La paciente, una mujer entre 61 y 75 años, ingresó en estado crítico. Su puntuación de 3 en la Escala de Coma de Glasgow reflejaba un compromiso neurológico severo. Además, presentaba maloclusión, una señal clara de que el impacto no solo había afectado tejidos blandos, sino también la estructura ósea facial.
Pero la verdadera magnitud del trauma se reveló en las imágenes. El diagnóstico confirmó una fractura conminuta panfacial compleja: múltiples fracturas fragmentadas comprometiendo diferentes regiones del rostro. Un caso donde cada milímetro importa y donde comprender con precisión la anatomía lesionada es fundamental para definir el abordaje quirúrgico, restaurar la funcionalidad y reconstruir la simetría facial.
Detrás de este tipo de casos no solo hay trauma. Hay decisiones críticas, coordinación multidisciplinaria y tecnología que permite transformar imágenes en claridad clínica.
Intervención quirúrgica
La reconstrucción quirúrgica exigió un abordaje de máxima precisión. A través de accesos extraorales, intraorales, transconjuntivales y mediante el párpado superior, el equipo quirúrgico reposicionó cuidadosamente los múltiples fragmentos óseos y realizó la osteosíntesis con miniplacas tras la fijación mandibulomaxilar.

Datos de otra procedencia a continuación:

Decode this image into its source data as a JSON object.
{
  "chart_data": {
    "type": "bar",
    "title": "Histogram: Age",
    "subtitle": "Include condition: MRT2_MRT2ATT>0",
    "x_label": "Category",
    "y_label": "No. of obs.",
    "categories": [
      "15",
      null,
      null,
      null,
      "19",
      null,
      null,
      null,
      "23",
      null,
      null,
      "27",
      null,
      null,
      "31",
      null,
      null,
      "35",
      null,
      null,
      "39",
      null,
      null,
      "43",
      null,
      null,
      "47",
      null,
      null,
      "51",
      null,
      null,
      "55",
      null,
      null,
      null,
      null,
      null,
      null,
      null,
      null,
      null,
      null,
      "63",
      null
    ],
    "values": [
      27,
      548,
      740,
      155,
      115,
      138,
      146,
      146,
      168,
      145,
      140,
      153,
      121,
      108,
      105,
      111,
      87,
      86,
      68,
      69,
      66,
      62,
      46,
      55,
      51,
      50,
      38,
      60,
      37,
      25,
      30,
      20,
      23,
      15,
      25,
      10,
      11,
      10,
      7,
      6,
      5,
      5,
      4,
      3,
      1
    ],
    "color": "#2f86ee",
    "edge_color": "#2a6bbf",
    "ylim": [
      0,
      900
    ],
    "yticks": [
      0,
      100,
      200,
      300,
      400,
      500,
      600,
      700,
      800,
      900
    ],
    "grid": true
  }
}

Para validar el resultado intraoperatorio, el equipo utilizó Cios Spin con escaneo 3D CBCT, permitiendo confirmar en tiempo real la correcta alineación de los segmentos óseos.
La visualización intraoperatoria también permitió identificar oportunidades de mejora y reajustar fragmentos antes de finalizar la cirugía, optimizando la precisión de la reconstrucción facial.